Abe, Kobo. Hakobune Sakura-Maru [The Ark Sakura]. Tokyo: Shinchosha, 1984. First edition. Octavo; 333pp.; black cloth with red titles and panel design, in slipcase. A fine, as new copy in a very good slipcase, which lacks the original tissue paper covering, and shows partial fading to the spine of the red bellyband.
The rear endpaper (which is to say the front endpaper, the book being bound back-to-front in the traditional Japanese style) has been signed, dated (November 8, 1984), and inscribed by Abe to long-time Knopf senior editor Charles Elliott.

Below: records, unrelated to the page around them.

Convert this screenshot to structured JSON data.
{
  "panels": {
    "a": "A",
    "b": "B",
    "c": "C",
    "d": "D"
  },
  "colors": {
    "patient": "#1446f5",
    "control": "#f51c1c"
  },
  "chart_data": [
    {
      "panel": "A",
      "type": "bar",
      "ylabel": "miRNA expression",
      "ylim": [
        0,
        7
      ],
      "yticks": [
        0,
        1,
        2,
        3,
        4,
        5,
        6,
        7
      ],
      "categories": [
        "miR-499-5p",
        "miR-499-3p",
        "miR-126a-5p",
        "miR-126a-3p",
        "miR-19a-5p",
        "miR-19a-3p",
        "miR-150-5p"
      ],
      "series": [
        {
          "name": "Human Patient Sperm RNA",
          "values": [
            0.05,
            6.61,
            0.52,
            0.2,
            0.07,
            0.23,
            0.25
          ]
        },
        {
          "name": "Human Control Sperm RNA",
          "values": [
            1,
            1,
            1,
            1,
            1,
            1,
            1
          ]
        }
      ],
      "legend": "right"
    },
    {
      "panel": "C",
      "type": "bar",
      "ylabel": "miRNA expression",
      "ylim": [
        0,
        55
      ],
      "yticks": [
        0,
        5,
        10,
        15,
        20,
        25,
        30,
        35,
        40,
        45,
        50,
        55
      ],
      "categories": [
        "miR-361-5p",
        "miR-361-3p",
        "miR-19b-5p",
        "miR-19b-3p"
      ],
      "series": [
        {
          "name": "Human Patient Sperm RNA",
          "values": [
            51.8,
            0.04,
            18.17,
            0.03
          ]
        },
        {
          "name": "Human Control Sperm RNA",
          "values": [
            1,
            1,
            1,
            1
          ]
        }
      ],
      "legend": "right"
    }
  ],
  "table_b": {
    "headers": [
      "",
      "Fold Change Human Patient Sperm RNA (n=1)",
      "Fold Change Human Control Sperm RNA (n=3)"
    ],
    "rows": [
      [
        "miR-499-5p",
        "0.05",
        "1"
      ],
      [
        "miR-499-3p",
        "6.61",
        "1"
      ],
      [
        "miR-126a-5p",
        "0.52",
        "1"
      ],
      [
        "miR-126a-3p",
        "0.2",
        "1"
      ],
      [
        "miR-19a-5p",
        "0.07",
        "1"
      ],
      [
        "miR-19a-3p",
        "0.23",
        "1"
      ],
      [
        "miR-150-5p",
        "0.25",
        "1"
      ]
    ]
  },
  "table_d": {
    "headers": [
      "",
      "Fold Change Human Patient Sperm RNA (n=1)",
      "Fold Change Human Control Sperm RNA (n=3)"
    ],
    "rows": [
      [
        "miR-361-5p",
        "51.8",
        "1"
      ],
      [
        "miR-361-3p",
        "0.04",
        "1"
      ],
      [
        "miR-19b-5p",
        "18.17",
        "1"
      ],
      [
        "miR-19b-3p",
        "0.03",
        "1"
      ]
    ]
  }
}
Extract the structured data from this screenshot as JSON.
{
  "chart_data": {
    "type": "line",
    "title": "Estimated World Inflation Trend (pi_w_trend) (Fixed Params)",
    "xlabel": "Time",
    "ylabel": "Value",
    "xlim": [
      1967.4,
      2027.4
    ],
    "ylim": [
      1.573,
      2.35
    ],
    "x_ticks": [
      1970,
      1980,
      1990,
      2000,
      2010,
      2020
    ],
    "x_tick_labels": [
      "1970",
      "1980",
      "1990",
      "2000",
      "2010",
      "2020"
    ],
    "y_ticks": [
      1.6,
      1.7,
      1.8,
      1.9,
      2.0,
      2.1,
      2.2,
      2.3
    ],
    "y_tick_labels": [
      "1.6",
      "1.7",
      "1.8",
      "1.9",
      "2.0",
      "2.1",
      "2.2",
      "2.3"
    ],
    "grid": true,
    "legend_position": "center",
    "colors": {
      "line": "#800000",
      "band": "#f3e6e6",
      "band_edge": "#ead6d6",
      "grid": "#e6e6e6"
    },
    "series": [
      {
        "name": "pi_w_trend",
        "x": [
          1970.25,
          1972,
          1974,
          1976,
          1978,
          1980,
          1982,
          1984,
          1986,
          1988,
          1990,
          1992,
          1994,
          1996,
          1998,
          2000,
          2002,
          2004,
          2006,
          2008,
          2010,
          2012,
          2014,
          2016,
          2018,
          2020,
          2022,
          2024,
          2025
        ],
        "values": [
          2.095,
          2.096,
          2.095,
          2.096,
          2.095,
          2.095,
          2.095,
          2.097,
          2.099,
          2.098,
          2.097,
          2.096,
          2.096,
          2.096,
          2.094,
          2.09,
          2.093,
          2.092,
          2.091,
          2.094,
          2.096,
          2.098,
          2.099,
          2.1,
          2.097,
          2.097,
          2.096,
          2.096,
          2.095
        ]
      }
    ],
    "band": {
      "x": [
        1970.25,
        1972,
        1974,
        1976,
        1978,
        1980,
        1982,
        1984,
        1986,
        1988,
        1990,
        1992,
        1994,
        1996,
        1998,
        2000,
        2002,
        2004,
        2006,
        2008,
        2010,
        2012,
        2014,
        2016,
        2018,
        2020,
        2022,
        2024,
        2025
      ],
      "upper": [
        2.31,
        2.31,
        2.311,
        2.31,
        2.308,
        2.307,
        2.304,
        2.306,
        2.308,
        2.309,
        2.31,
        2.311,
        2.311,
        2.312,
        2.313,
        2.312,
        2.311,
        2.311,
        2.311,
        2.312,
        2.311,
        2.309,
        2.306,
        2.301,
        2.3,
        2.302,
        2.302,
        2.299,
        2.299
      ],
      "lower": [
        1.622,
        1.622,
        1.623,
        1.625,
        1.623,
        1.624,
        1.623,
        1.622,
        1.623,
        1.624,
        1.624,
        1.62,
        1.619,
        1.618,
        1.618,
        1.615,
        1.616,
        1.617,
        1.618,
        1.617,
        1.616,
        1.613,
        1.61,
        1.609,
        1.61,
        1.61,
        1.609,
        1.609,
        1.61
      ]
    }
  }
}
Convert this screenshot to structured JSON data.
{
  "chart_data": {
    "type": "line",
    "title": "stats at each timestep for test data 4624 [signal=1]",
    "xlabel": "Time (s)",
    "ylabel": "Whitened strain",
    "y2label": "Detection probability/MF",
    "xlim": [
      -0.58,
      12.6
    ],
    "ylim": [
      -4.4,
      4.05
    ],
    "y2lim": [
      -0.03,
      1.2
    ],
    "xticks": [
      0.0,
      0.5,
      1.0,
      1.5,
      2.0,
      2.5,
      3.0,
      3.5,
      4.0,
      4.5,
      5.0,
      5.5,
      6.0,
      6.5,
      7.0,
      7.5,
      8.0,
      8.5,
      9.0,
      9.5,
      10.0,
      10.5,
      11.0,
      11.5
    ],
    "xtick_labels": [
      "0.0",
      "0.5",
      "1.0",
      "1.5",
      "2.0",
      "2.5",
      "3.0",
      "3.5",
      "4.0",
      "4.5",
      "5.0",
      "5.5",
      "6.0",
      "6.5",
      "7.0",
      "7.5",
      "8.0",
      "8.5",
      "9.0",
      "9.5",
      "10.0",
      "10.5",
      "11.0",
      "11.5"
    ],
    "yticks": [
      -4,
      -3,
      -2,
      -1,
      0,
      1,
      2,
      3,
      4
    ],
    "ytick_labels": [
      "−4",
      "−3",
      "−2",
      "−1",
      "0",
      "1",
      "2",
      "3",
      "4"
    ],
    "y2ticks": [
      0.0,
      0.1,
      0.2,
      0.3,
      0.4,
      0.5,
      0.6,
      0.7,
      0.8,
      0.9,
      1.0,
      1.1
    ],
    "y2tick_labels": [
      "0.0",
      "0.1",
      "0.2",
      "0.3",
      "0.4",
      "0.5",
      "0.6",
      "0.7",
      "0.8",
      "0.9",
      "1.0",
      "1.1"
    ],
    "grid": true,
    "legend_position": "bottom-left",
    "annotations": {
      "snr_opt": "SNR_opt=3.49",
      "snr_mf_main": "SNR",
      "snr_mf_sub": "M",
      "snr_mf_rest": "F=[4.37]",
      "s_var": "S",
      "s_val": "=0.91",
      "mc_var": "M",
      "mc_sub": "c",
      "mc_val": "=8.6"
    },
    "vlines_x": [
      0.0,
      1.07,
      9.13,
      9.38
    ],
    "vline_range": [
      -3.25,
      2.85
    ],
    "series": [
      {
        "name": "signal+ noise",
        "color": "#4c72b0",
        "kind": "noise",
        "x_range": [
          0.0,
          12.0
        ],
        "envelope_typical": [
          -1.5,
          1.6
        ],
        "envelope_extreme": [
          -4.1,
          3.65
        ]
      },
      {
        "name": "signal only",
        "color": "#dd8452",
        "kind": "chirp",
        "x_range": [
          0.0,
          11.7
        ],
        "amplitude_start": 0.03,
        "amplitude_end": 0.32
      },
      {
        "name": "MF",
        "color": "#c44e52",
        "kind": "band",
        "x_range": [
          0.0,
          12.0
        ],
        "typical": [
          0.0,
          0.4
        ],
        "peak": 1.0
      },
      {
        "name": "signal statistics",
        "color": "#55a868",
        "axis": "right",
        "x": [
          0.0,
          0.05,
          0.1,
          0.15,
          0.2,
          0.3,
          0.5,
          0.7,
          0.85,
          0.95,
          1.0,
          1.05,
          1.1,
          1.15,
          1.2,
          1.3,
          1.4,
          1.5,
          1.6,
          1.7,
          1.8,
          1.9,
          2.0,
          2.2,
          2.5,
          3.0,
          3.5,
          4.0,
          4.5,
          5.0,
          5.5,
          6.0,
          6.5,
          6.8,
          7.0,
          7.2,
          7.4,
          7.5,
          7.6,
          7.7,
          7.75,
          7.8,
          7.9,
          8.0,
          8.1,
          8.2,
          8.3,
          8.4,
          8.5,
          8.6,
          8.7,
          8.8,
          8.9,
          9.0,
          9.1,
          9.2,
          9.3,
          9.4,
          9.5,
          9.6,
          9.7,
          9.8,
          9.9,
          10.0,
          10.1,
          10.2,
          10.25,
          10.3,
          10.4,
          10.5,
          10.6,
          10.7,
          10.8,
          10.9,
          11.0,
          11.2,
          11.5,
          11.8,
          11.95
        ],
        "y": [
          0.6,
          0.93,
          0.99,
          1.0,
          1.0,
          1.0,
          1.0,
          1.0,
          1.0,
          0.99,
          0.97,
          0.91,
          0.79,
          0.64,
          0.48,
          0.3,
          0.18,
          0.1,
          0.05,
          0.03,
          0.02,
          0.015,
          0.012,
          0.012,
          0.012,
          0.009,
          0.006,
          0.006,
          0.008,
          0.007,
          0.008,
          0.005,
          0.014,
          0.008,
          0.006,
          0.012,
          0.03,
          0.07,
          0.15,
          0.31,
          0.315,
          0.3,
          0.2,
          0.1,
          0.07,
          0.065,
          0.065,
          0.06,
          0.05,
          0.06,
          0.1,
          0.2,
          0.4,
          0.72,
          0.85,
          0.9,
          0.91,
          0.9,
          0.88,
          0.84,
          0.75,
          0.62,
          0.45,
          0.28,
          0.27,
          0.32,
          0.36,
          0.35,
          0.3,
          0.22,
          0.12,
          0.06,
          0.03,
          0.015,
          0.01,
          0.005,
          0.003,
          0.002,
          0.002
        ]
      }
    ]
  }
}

The inscription is entirely in Japanese, although Abe has also added his first name in a stylized Arabic script.
Hakobune Sakura-Maru concerns an archetypal Abe protagonist: a recluse who, obsessed with the imminent end of the world via nuclear holocaust, constructs an "ark" inside of an abandoned mine, only to see it invaded by a horde of other outcasts. The English version of The Ark Sakura, translated by Juliet Winters Carpenter and published in 1988, was praised by Edmund White in the New York Times as "grim and impressive, sickening and memorable." A nice copy of the first Japanese edition, made especially exciting by the presence of Abe's uncommon signature.